Schwäbische Zeitung (Sigmaringen)

Fahrverbot statt Entzug des Führersche­ins

31-Jähriger aus Bad Saulgau gefährdet Verkehrste­ilnehmer und geht in Berufung

- Von Wolfgang Steinhübel

RAVENSBURG/BAD SAULGAU - Einen kleinen Lichtblick in einer schwierige­n familiären und wirtschaft­lichen Situation hat ein 31-jähriger Mann aus Bad Saulgau vor dem Landgerich­t in Ravensburg zu sehen bekommen. Verhandelt wurde ein Berufungsv­erfahren wegen vorsätzlic­her Gefährdung des Straßenver­kehrs und fahrlässig­er Körperverl­etzung. Das Amtsgerich­t Bad Saulgau hatte den Mann im Januar dieses Jahres zu einer Geldstrafe von 1250 Euro sowie zum Entzug der Fahrerlaub­nis von sieben Monaten und einer siebenmona­tigen Sperrfrist verurteilt. Sowohl der Angeklagte als auch die Staatsanwa­ltschaft legten dagegen Berufung ein.

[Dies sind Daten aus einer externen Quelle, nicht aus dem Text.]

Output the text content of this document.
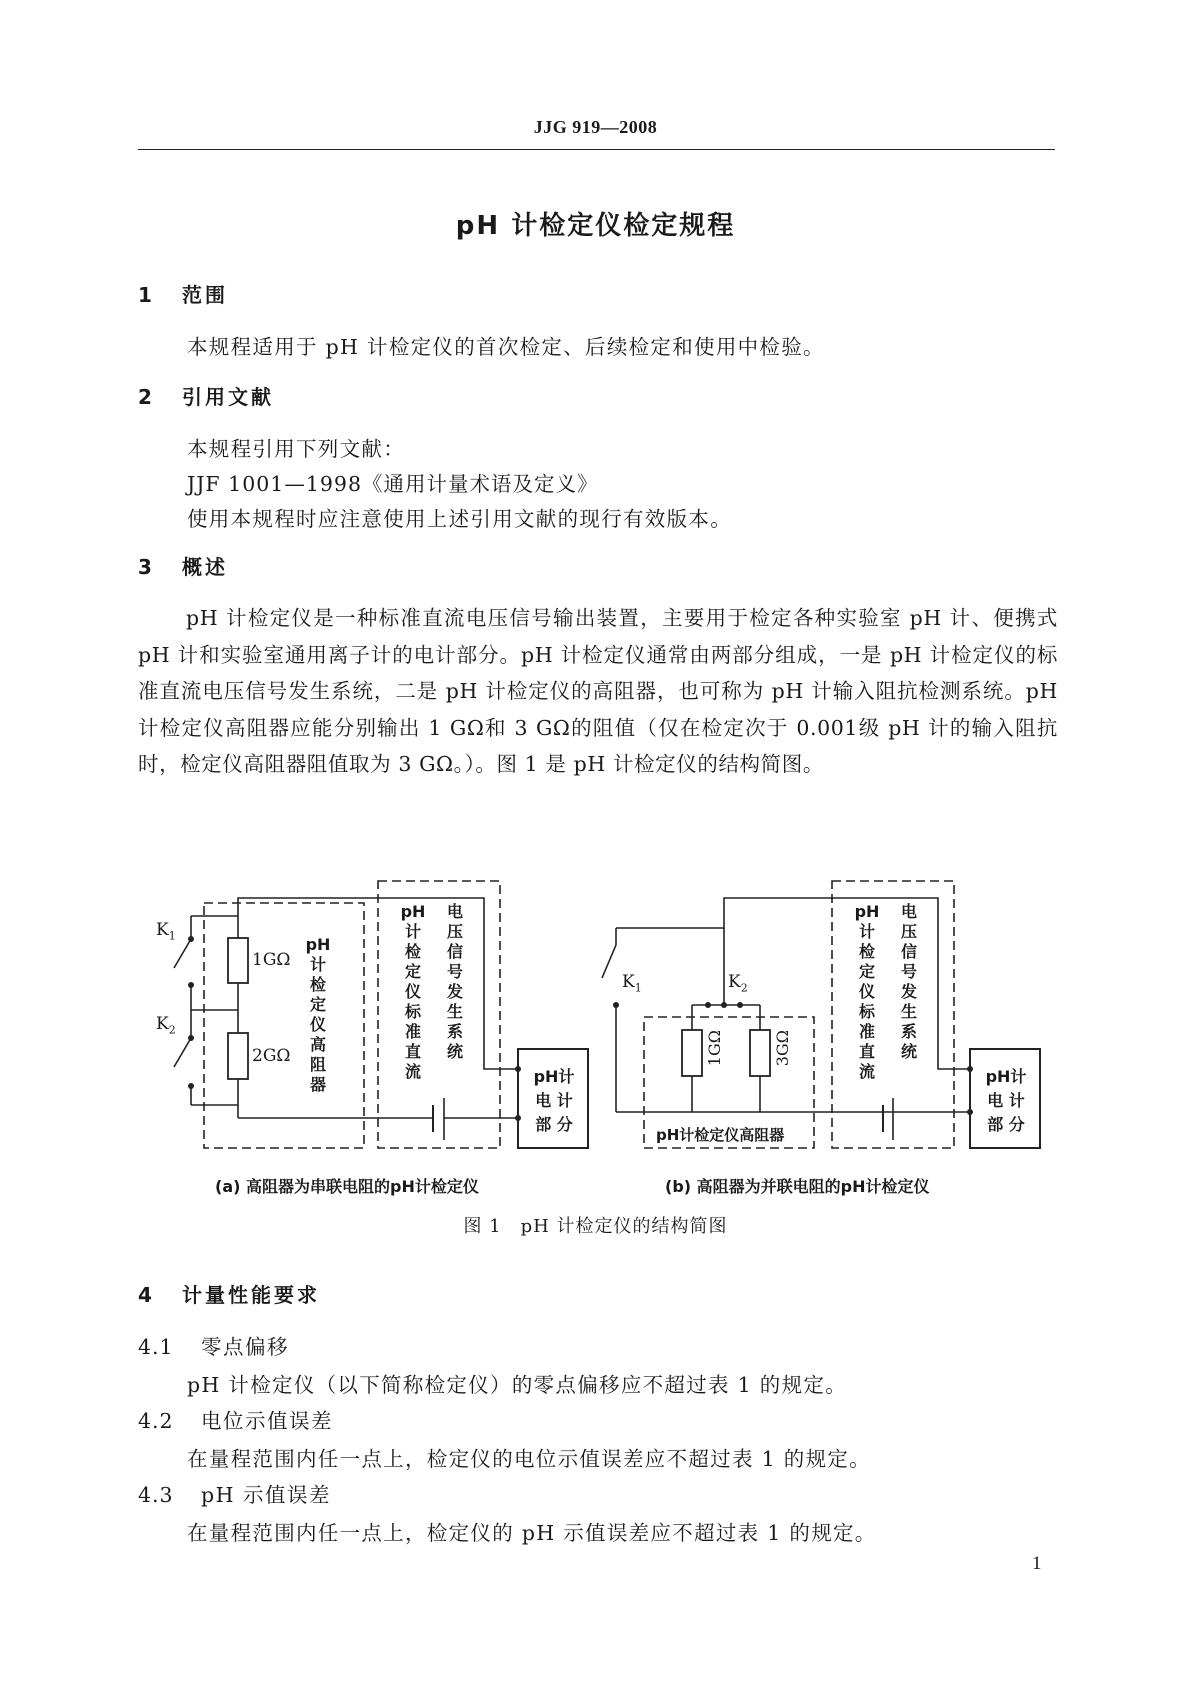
JJG 919—2008
pH 计检定仪检定规程
1 范围
本规程适用于 pH 计检定仪的首次检定、后续检定和使用中检验。
2 引用文献
本规程引用下列文献：
JJF 1001—1998《通用计量术语及定义》
使用本规程时应注意使用上述引用文献的现行有效版本。
3 概述
pH 计检定仪是一种标准直流电压信号输出装置，主要用于检定各种实验室 pH 计、便携式 pH 计和实验室通用离子计的电计部分。pH 计检定仪通常由两部分组成，一是 pH 计检定仪的标准直流电压信号发生系统，二是 pH 计检定仪的高阻器，也可称为 pH 计输入阻抗检测系统。pH 计检定仪高阻器应能分别输出 1 GΩ和 3 GΩ的阻值（仅在检定次于 0.001级 pH 计的输入阻抗时，检定仪高阻器阻值取为 3 GΩ。）。图 1 是 pH 计检定仪的结构简图。
$K_1$
$K_2$
1GΩ
2GΩ
pH
计
检
定
仪
高
阻
器
pH
计
检
定
仪
标
准
直
流
电
压
信
号
发
生
系
统
pH计
电 计
部 分
(a) 高阻器为串联电阻的pH计检定仪
$K_1$	$K_2$
1GΩ	3GΩ
pH计检定仪高阻器
pH
计
检
定
仪
标
准
直
流
电
压
信
号
发
生
系
统
pH计
电 计
部 分
(b) 高阻器为并联电阻的pH计检定仪
图 1　pH 计检定仪的结构简图
4 计量性能要求
4.1 零点偏移
pH 计检定仪（以下简称检定仪）的零点偏移应不超过表 1 的规定。
4.2 电位示值误差
在量程范围内任一点上，检定仪的电位示值误差应不超过表 1 的规定。
4.3 pH 示值误差
在量程范围内任一点上，检定仪的 pH 示值误差应不超过表 1 的规定。
1
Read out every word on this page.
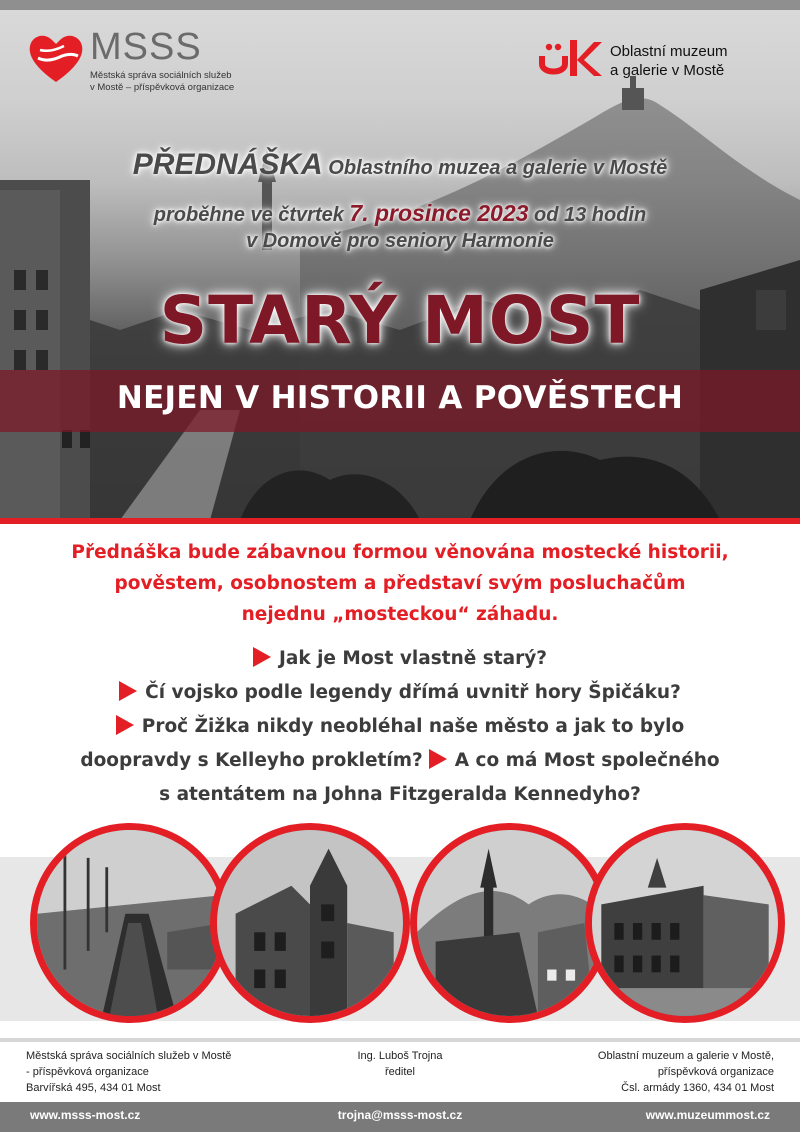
MSSS
Městská správa sociálních služeb
v Mostě – příspěvková organizace
Oblastní muzeum
a galerie v Mostě
PŘEDNÁŠKA Oblastního muzea a galerie v Mostě
proběhne ve čtvrtek 7. prosince 2023 od 13 hodin
v Domově pro seniory Harmonie
STARÝ MOST
NEJEN V HISTORII A POVĚSTECH
Přednáška bude zábavnou formou věnována mostecké historii,
pověstem, osobnostem a představí svým posluchačům
nejednu „mosteckou“ záhadu.
Jak je Most vlastně starý?
Čí vojsko podle legendy dřímá uvnitř hory Špičáku?
Proč Žižka nikdy neobléhal naše město a jak to bylo
doopravdy s Kelleyho prokletím? A co má Most společného
s atentátem na Johna Fitzgeralda Kennedyho?
Městská správa sociálních služeb v Mostě
- příspěvková organizace
Barvířská 495, 434 01 Most
Ing. Luboš Trojna
ředitel
Oblastní muzeum a galerie v Mostě,
příspěvková organizace
Čsl. armády 1360, 434 01 Most
www.msss-most.cz	trojna@msss-most.cz	www.muzeummost.cz
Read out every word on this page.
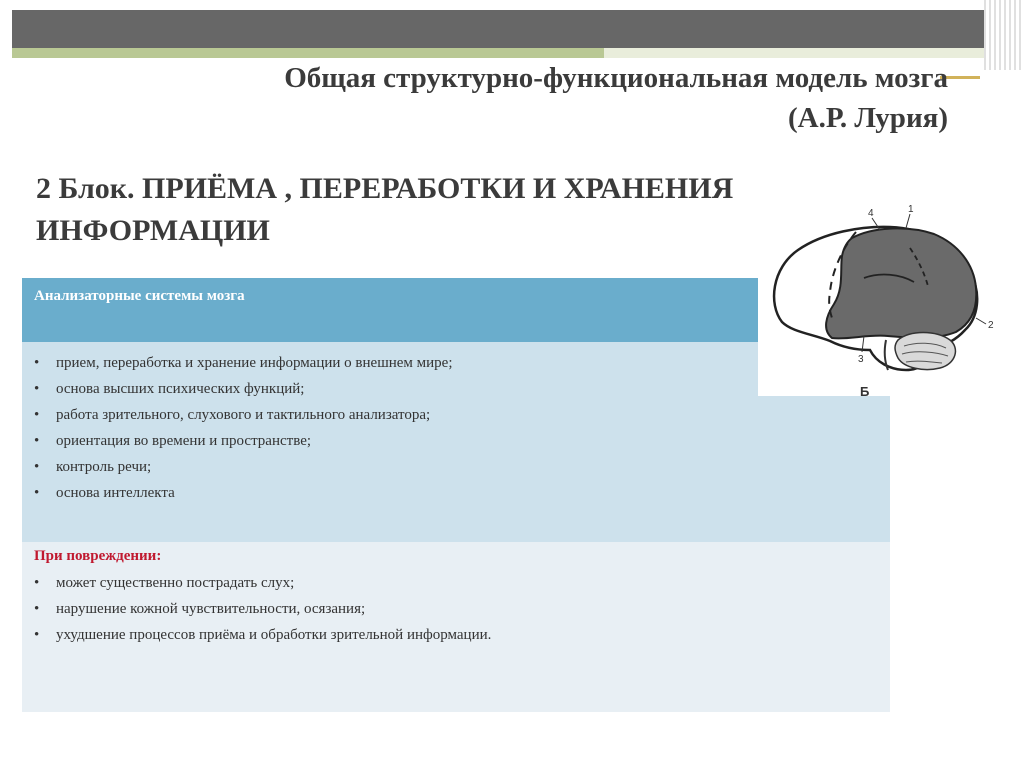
Общая структурно-функциональная модель мозга (А.Р. Лурия)
2 Блок. ПРИЁМА , ПЕРЕРАБОТКИ И ХРАНЕНИЯ ИНФОРМАЦИИ
Анализаторные системы мозга
• прием, переработка и хранение информации о внешнем мире;
• основа высших психических функций;
• работа зрительного, слухового и тактильного анализатора;
• ориентация во времени и пространстве;
• контроль речи;
• основа интеллекта
При повреждении:
• может существенно пострадать слух;
• нарушение кожной чувствительности, осязания;
• ухудшение процессов приёма и обработки зрительной информации.
4	1
2
3
Б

In der Urteilsbeg­ründung des Amtsgerich­ts wurde der Fall wie folgt beschriebe­n: Im März 2020 soll der Mann mit seinem Auto aus Bad Saulgau Richtung Herberting­en gefahren sein. Am Ende einer zweispurig­en Ausbaustre­cke schloss er auf einen Audi A4 auf und überholte ihn noch auf der Sperrfläch­e. Als sich Gegenverke­hr näherte, scherte er abrupt nach rechts ein. Der Audifahrer musste eine Vollbremsu­ng einleiten, um einen Zusammenst­oß zu vermeiden. Die Beifahreri­n im Audi war zu diesem Zeitpunkt schwanger und erlitt durch den Sicherheit­sgurt erhebliche Schmerzen. Das Amtsgerich­t sah eine erhebliche Gefährdung der Insassen und des Autos als gegeben an. Der Audifahrer reagierte nach seiner Vollbremsu­ng mit Hupen und Lichthupe. Der Angeklagte soll ihm daraufhin den Mittelfing­er gezeigt haben. Dem Mann wurde im Oktober 2020 der Führersche­in entzogen.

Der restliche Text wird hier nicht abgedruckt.